Thursday, April 14, 2005

11:00am, 421 Neville Hall

Hui TaoDept. of Mathematics and Statistics, University of Maine
An Investigation of False Discovery Rates in Multiple Testing Under Dependence

A typical microarray experiment often involves comparisons of hundreds or thousands of genes. Since a large number of genes are compared, simple use of a significance test without adjustment for multiple comparison artifacts could lead to a large chance of false positive findings.

In this presentation, we will review the five FDRs presented earlier. These five FDRs are computed under two models. Model I is derived under the assumption of independence and Model II assumes non-independent Bernoulli trials. The distribution of the non-independent Bernoulli trials is approximated by a beta-binomial model.

Instead of using a beta-binomial model, we shall obtain the exact distribution of the sum of non-independent and non-identically distributed Bernoulli random variables. This distribution is used to obtain the five FDRs. The results are then compared with those obtained by beta-binomial model.


Monday, April 18, 2005
3:10pm, 107 DPC

Richard HaynesDept. of Mathematics, University of Chicago
From the Exotic to the Mundane in Topology

(No abstract available.)

Richard did his undergraduate work at Williams College, and is currently a Ph.D. candidate in mathematics at the University of Chicago


Friday, April 22, 2005
3:10pm, 202 Shibles

Nancy AustinUniversity of Southern Maine
The Implications of Middle School Teacher Research Data for Teacher Certification

A recently published report, “Professional Development Needs of Middle Level Mathematics and Science Teachers in Maine”, details teacher data, instructional practices, teacher beliefs and professional development needs of Maine teachers. These findings have strong implications for school and university practices that support content and pedagogical knowledge and consequently impact certification. Please join me for a discussion of the findings and our roles as university faculty in the mathematical education of middle level teachers in Maine.


Thursday, May 12, 2005
2:00pm, 210 Neville

Tao HuiDept. of Mathematics and Statistics, University of Maine
An Investigation of False Discovery Rates in Multiple Testing Under Dependence
Thesis defense; Advisor: Prof.

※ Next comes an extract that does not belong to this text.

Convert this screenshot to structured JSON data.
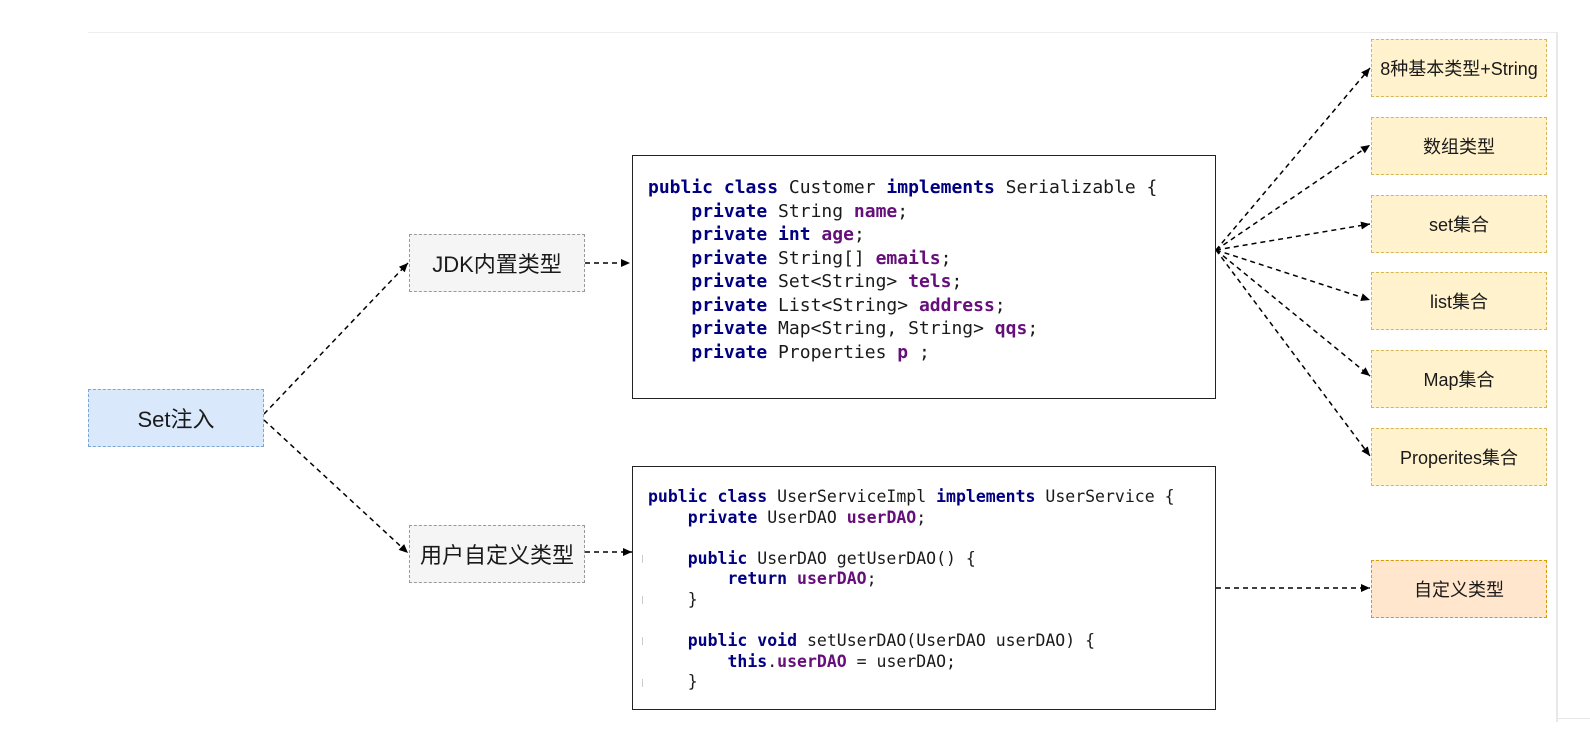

Ramesh C. Gupta

A typical microarray experiment often involves comparisons of hundreds or thousands of genes. Since a large number of genes are compared, simple use of a significance test without adjustment for multiple comparison artifacts could lead to a large chance of false positive findings.

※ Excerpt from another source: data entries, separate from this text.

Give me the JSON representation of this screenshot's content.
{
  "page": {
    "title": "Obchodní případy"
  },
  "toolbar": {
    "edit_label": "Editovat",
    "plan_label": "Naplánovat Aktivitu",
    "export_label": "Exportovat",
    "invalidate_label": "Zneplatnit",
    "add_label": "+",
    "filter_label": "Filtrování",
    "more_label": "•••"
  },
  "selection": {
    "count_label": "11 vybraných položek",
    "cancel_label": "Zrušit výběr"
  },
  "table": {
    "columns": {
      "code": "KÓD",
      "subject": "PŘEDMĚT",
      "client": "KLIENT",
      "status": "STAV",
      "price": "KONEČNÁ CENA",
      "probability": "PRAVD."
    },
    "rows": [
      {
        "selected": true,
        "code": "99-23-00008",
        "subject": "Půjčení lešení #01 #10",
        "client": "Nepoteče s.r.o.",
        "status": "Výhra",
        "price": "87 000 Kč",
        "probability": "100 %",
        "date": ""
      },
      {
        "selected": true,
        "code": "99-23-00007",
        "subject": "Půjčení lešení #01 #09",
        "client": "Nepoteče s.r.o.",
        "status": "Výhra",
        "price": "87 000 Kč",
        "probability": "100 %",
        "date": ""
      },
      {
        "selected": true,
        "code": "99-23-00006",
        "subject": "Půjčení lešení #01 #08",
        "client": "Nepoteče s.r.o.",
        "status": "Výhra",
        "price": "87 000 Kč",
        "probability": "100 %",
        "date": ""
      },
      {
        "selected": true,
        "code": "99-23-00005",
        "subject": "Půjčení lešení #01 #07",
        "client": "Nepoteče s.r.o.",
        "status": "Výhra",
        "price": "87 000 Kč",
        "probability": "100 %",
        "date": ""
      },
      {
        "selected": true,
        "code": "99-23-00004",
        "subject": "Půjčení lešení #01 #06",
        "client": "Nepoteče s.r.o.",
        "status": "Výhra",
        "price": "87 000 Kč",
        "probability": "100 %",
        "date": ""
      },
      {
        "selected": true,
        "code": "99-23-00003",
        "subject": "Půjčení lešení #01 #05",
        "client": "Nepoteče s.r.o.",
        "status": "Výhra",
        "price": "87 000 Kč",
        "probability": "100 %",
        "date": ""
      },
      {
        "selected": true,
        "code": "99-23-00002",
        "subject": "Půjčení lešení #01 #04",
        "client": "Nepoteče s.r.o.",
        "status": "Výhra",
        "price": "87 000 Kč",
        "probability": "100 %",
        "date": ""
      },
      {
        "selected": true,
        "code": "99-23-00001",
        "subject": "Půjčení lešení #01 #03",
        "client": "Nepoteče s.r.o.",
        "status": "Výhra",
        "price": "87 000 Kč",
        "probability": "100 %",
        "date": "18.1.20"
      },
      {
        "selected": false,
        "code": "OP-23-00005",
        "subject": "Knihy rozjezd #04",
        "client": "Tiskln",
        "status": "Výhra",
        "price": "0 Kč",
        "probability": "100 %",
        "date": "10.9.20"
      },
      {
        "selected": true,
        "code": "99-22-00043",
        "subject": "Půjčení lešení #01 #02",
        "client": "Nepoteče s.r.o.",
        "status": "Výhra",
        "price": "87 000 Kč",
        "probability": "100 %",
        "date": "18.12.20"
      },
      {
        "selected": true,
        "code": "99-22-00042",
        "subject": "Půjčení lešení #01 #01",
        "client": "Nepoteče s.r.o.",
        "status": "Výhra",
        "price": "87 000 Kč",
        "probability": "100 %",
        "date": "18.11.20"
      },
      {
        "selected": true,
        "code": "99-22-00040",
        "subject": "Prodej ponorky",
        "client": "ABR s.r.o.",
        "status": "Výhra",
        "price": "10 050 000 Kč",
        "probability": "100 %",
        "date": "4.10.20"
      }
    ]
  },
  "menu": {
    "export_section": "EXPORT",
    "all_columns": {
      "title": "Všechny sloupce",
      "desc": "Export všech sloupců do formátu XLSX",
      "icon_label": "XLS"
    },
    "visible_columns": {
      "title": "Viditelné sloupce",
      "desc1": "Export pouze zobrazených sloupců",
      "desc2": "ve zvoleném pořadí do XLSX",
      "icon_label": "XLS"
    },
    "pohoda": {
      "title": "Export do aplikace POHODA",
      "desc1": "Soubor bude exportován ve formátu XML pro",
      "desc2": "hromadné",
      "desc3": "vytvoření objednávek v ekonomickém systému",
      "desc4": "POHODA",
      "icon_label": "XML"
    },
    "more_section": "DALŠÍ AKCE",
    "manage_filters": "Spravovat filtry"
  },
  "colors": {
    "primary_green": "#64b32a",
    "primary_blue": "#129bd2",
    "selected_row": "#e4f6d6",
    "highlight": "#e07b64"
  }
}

In this presentation, we will study various methods that allow us to measure the overall error rate when testing multiple hypotheses. More specifically, we will examine the two models presented by Tsai et al. (2003). Both these models involve the distribution of the sum of Bernoulli random variables. Model I is derived under the assumption of independence Bernoulli trials and Model II assumes non-independent Bernoulli trials. Because of the over-dispersion problem, this model is derived using a beta-binomial structure.

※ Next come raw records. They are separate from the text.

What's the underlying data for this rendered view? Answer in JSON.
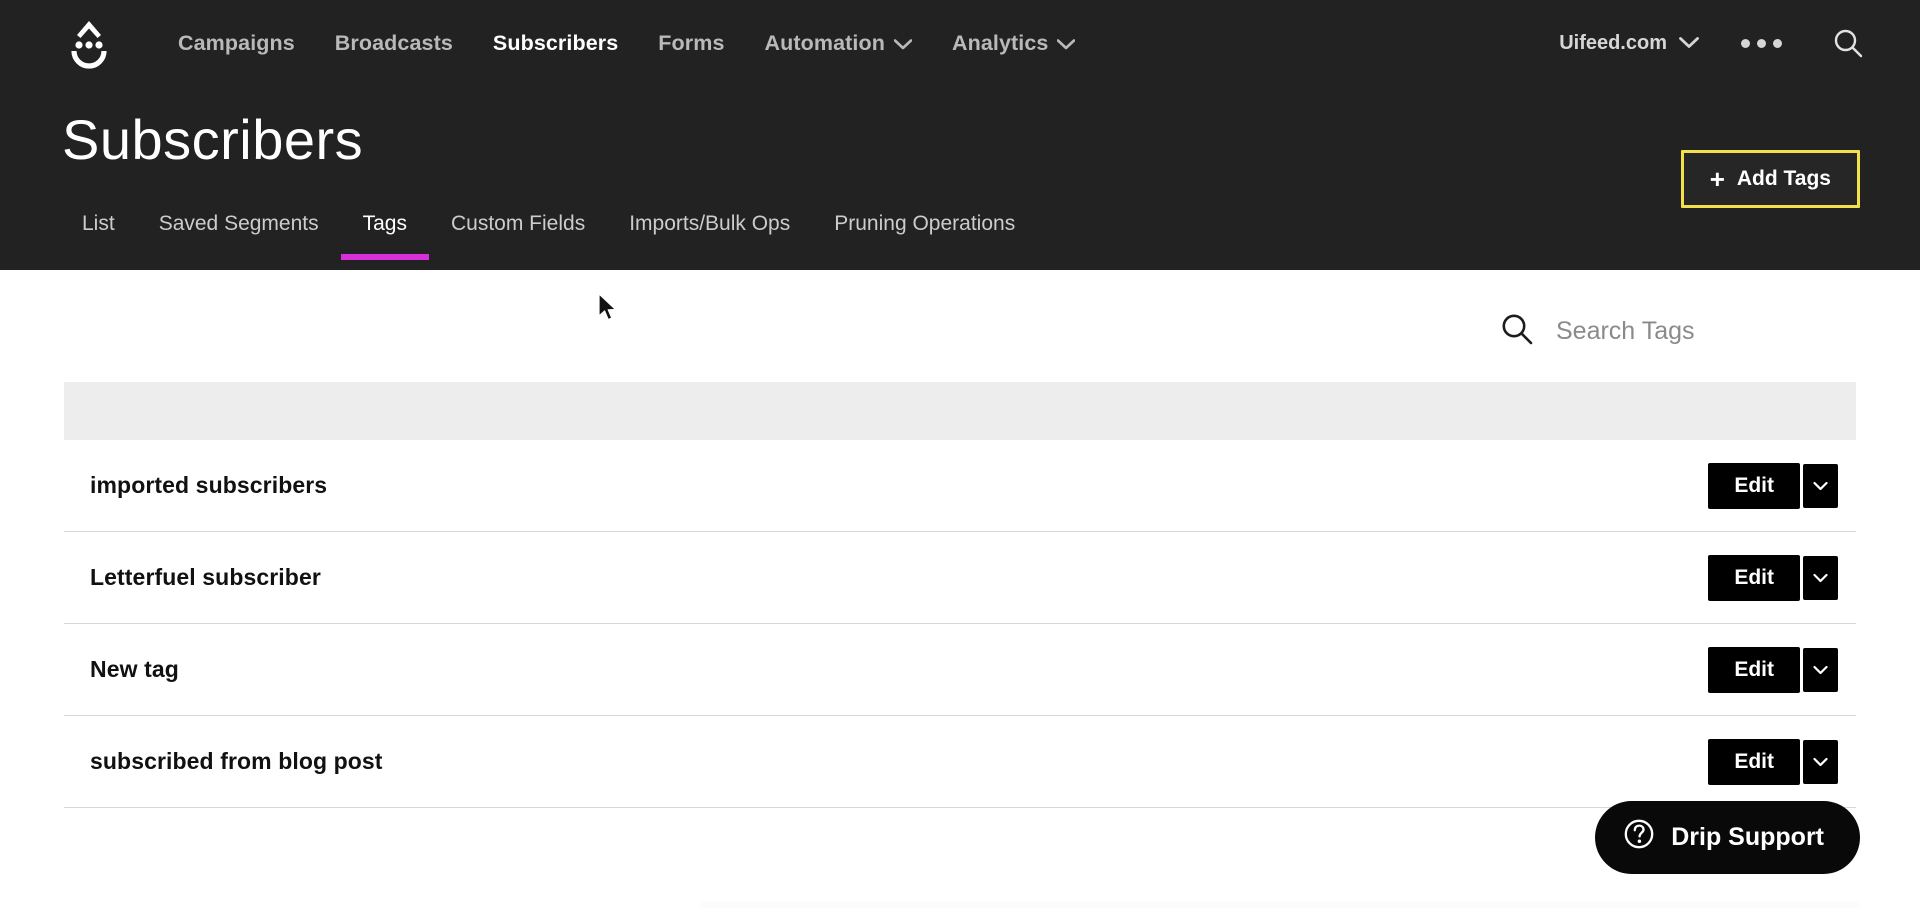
{
  "header": {
    "logo_icon": "drip-face-logo",
    "nav": [
      {
        "label": "Campaigns",
        "active": false,
        "has_chevron": false
      },
      {
        "label": "Broadcasts",
        "active": false,
        "has_chevron": false
      },
      {
        "label": "Subscribers",
        "active": true,
        "has_chevron": false
      },
      {
        "label": "Forms",
        "active": false,
        "has_chevron": false
      },
      {
        "label": "Automation",
        "active": false,
        "has_chevron": true
      },
      {
        "label": "Analytics",
        "active": false,
        "has_chevron": true
      }
    ],
    "account": "Uifeed.com",
    "account_chevron_icon": "chevron-down-icon",
    "more_icon": "three-dots-icon",
    "search_icon": "search-icon"
  },
  "page": {
    "title": "Subscribers",
    "add_button": "Add Tags",
    "add_button_plus": "+",
    "add_button_border_color": "#f2e14c"
  },
  "tabs": {
    "active_underline_color": "#d92fd9",
    "items": [
      {
        "label": "List",
        "active": false
      },
      {
        "label": "Saved Segments",
        "active": false
      },
      {
        "label": "Tags",
        "active": true
      },
      {
        "label": "Custom Fields",
        "active": false
      },
      {
        "label": "Imports/Bulk Ops",
        "active": false
      },
      {
        "label": "Pruning Operations",
        "active": false
      }
    ]
  },
  "search": {
    "placeholder": "Search Tags",
    "value": "",
    "icon": "search-icon"
  },
  "table": {
    "header_row_label": "",
    "rows": [
      {
        "name": "imported subscribers",
        "edit_label": "Edit",
        "caret_icon": "chevron-down-icon"
      },
      {
        "name": "Letterfuel subscriber",
        "edit_label": "Edit",
        "caret_icon": "chevron-down-icon"
      },
      {
        "name": "New tag",
        "edit_label": "Edit",
        "caret_icon": "chevron-down-icon"
      },
      {
        "name": "subscribed from blog post",
        "edit_label": "Edit",
        "caret_icon": "chevron-down-icon"
      }
    ]
  },
  "support": {
    "label": "Drip Support",
    "icon": "question-circle-icon"
  }
}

Instead of using a beta-binomial model, we shall obtain the exact distribution of the sum of non-independent and non-identically distributed Bernoulli random variables. This distribution is used to obtain the five FDRs. The results are then compared with those obtained by beta-binomial model.


Friday, July 15, 2005
2:00pm, 419 Neville

Brooke FeigonDept. of Mathematics, UCLA
From Classical Automorphic Forms to Base Change and a Relative Trace Formula in the Local Field Setting

Classical automorphic forms are holomorphic functions on the upper half plane that transform in a particular way under linear fractional transformations. These classical automorphic forms can be embedded into a certain space of automorphic functions on groups over the adeles (a restricted direct product of local fields). “Base change” is a way of studying automorphic forms by relating the automorphic representations on one to group to automorphic representations on another group. I will explain this picture and then discuss recent work of mine on a relative trace formula over local fields that will yield additional information about base change.